In his post, Mr. Grabbe states: “I'm not surprised that Hirsch ignores the news that the Retreat would help clean up an environmental hazard caused by his neighbors.” Well, I’m not surprised that he’s not surprised that Mr. Hirsch “ignores” that statement, and that is because it is a concern that Mr. Grabbe has manufactured, presumably in an attempt to generate further support for the terrible idea that is the Retreat.

Mr. Grabbe does touch on one good idea toward the end of his post, and that is to look for a productive solution to the student housing problem that would keep students on campus and benefit all in the community. To my knowledge, that is exactly the kind of solution that those with Save Historic Cushman are seeking.

Anonymous said...

If housing is built on UMass property, it should be tax exempt outside of covering the cost of emergency services.

Anonymous said...

Which means that that housing will generate exactly ZERO money for the tax base.

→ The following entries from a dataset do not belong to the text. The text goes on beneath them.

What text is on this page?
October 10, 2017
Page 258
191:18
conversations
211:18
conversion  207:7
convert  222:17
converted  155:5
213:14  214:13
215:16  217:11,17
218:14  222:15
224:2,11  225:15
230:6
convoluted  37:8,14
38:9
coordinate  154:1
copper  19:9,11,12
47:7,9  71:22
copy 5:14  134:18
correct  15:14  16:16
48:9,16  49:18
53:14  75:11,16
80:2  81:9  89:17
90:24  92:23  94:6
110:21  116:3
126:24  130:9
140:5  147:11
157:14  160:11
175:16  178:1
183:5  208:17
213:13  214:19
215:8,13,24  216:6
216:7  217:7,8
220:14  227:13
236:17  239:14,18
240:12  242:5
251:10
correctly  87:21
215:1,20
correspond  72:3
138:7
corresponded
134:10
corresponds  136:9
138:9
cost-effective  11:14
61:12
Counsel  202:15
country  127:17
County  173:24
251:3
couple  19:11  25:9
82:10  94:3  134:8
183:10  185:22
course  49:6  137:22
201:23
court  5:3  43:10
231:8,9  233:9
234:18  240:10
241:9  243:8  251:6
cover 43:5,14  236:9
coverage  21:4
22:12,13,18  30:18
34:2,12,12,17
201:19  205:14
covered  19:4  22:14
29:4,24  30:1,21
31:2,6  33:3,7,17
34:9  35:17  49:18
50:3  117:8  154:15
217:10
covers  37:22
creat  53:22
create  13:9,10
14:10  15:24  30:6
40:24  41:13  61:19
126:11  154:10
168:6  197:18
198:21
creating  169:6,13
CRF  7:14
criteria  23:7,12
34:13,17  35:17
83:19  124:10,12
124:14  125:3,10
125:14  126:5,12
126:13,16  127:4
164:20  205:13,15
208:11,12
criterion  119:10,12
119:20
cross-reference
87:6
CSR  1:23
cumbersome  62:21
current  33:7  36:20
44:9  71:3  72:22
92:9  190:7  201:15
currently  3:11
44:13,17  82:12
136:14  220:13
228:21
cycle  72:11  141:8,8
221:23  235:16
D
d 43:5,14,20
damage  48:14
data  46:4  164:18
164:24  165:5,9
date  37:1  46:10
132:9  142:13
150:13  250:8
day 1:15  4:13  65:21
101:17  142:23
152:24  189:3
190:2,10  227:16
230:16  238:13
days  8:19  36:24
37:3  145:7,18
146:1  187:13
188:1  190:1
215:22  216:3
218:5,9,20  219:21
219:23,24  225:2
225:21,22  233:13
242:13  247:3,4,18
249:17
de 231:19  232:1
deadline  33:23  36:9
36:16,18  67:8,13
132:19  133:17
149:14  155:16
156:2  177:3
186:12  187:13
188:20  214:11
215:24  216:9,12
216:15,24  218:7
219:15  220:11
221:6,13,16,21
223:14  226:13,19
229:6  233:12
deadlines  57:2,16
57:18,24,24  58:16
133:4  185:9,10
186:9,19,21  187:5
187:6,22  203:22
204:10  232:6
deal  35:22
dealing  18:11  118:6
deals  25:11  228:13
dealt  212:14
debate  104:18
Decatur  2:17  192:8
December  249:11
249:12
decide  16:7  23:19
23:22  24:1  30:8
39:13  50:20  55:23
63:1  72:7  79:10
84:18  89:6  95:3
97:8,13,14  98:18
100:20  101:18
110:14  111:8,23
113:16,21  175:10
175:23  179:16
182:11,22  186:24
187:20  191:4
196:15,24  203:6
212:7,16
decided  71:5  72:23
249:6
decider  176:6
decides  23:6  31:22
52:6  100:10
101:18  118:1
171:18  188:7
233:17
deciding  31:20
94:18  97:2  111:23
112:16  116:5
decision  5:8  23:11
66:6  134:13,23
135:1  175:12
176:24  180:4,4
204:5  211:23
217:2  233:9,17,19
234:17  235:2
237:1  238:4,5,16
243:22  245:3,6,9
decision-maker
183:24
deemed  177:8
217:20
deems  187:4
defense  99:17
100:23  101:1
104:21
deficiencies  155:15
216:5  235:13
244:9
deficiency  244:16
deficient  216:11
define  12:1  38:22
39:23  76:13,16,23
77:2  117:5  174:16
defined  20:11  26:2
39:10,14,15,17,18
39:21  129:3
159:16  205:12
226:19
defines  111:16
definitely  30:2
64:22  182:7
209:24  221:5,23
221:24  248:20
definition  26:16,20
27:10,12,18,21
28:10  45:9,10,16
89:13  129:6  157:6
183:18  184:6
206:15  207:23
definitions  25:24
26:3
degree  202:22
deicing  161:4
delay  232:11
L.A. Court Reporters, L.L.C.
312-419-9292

Does anyone think that we have a problem with the tax base in this town?

Or are we simply going to be a town only for the monied classes?

Anonymous said...

Not just the surface topography near the Atkins Reservoir, but the slope of the subsurface bedrock, which tilts downsward toward the southwest. The septic system failures on Highpoint are not a direct hazard to the reservoir. They *are* a problem for the homeowners there, however, and should be the homeowners' responsibility - unless the Town insists, yet again, on giving away the benefit of sewerage which the rest of us on the sewer system have had to pay for originally (when our houses/subdivisions were built) and over the decades (through our sewer bills)....

Paula Barrows said...

Interesting how many people will hide with anonymity when posting their views.

Fire Sale in Cushman said...

And in the meantime, FOR SALE signs are popping up all over Cushman and bordering streets, as people bail out of their rapidly-depreciating homes.

Did Mr. Grabbe and the other Retreatists factor in the lost property taxes from devalued private homes in Amherst and Shutesbury?

Larry Kelley said...

"Rapidly-depreciating homes?"

I would love for you to prove that myth with assessor records (easily linked to online).